I do have an alternative now though, having been granted a half plot on the same allotments where my parents-in-law's plot is located. Its in need of a tidy up but it gives me space for more potatoes, carrots, and onions next year, although the year after this space will be curtailed by an asparagus bed. I shall be sowing seed for Connovers Colossal and Mary Washington in late February with a view to having 40 crowns ready to plant in 2009.

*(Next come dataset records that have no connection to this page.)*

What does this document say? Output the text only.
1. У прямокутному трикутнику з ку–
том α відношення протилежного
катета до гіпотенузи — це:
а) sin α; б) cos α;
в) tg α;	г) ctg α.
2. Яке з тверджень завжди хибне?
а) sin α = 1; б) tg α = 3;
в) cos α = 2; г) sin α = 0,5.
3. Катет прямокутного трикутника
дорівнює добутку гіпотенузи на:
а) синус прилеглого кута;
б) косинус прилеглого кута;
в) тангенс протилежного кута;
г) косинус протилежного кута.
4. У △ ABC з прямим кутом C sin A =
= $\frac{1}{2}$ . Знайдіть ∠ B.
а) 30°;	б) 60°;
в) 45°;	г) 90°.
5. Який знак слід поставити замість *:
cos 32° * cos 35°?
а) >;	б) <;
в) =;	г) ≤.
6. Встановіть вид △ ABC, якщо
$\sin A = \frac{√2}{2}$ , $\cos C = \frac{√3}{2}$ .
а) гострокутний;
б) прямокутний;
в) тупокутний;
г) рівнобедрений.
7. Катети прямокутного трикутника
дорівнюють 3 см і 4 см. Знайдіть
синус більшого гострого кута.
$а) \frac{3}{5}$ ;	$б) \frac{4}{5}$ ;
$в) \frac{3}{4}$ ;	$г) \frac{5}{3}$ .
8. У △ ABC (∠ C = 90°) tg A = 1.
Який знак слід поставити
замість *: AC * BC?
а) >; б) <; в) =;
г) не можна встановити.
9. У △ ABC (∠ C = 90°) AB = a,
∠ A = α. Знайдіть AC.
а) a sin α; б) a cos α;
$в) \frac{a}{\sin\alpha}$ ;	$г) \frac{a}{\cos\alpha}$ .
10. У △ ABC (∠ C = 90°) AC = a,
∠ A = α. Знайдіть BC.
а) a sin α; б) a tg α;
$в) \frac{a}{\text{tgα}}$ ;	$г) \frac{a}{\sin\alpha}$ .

On my own plot I've actually made a start on next years potato bed, this is the meadow strip in the foreground of the second photo. Rising behind my daughter are the Jerusalem artichoke canes, which if the weather is ok tomorrow I shall get a chance to check on after a busy 3 weekends away. I may even get a chance to do some more digging, but that depends on how wet the ground actually is. I've started at what in the spring was the wet end, with a view to being able to progress at the drier end once the clay becomes too claggy to separate easily from the couch and bind weed roots. My dowsing with glyphosphate seemed to have a greater effect on the root pile than on the bulk of the plot, although it did retard its growth for several weeks, following the haircut I'd given it.
I've also now distributed the bag of leaf mold that was lurking in the foreground of the picture, to provide organic sustenance to the half of the bed that had the potaotes in but doesn't have the onions and leeks in. If I do manage to get there tomorrow I shall also find out whether my measures against white rot have been successful so far.